Live, tiny carp used in the salon industry's latest trend — pedicures by fish — has been deemed unsanitary and illegal, state officials said today.

Seattle Times staff reporter

Pedicures by fish — the use of live, tiny carp to clean feet — has been deemed unsanitary and illegal by the state.

The state Department of Licensing issued a statement this afternoon saying officials were "greatly concerned" that customers, in their quest for smooth heels, are willing to soak their feet in a tank of toothless fish that feast on dead skin.

Christine Anthony, spokeswoman for the department, said it's impossible to sanitize the live fish. "You can clean the tank, you can clean the water, but there's no guarantee that the fish aren't carrying something from the previous customer."

Today, officials hand-delivered a letter to the Peridot Nail Salon in Kent that was the only spa, to their knowledge, offering the treatment, Anthony said. Inspectors visited Peridot last month after it was featured on a television news report.

In the notice given today, "we asked them to stop using the fish immediately," Anthony said.
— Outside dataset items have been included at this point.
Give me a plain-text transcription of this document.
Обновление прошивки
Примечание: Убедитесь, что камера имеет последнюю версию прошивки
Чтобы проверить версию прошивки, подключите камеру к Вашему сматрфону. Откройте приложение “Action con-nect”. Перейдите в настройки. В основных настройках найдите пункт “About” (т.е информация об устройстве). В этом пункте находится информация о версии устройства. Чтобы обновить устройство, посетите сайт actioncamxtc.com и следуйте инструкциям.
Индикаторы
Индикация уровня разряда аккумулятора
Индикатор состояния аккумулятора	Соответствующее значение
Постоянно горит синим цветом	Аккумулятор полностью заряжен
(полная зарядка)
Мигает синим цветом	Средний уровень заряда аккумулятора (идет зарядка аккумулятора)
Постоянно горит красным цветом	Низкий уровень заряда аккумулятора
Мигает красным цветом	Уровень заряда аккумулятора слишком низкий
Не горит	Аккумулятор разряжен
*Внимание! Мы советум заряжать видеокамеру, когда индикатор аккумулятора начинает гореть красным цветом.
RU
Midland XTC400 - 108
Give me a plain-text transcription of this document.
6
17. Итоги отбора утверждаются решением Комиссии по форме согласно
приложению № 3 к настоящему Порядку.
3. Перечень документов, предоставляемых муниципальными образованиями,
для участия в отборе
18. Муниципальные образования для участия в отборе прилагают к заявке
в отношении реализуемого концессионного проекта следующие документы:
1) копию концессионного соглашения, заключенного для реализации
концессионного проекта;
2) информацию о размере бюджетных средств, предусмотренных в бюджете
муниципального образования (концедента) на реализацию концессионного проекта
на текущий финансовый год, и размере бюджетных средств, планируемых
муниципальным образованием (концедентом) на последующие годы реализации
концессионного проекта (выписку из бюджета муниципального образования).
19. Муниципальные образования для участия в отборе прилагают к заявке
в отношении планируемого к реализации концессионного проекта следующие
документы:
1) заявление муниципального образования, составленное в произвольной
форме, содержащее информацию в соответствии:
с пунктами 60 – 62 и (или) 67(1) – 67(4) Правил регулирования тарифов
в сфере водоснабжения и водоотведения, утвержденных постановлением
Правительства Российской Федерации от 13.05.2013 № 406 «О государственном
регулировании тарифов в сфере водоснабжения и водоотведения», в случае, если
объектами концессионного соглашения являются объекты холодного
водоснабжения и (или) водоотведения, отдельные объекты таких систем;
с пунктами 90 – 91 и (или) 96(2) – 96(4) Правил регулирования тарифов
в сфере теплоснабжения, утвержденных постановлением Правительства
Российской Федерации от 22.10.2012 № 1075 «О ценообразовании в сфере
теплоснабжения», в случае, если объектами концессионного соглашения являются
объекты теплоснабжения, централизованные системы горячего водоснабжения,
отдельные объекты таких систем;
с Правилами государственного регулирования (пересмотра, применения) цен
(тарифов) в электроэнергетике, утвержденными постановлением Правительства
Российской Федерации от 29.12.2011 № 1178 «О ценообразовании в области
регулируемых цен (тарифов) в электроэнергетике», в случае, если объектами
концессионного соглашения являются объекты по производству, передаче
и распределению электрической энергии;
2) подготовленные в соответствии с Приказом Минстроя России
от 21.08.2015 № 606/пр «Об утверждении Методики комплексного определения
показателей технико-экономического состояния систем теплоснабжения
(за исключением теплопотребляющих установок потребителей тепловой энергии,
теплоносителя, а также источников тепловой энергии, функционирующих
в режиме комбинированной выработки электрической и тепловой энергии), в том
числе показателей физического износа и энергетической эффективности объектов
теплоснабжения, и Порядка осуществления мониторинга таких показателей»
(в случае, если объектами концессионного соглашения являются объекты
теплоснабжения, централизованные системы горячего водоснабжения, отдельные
Letters are also being sent to licensed salons across the state informing owners that it's unlawful to perform the treatment, she said.

"Hopefully, we can catch other salons before they buy the fish," she said.

The pedicures, popular in Turkey and other Asian countries, started gaining attention in the states after a Virginia-based spa talked to the media this summer about the benefits of using the fish instead of razors to slough away scales and calluses.

At Peridot, an employee who declined to give his name, said he was "speechless" about the state's ruling. The salon just started offering the fish pedicures on Sept. 19, according to its Web site.

"We've been getting a pretty good response, because of the fact that it's such a novelty," he said. The pedicure costs $30 for 15 minutes.

The employee said he had tried the pedicure once.

"It feels good, it's very therapeutic," he said. "It's almost like a massage."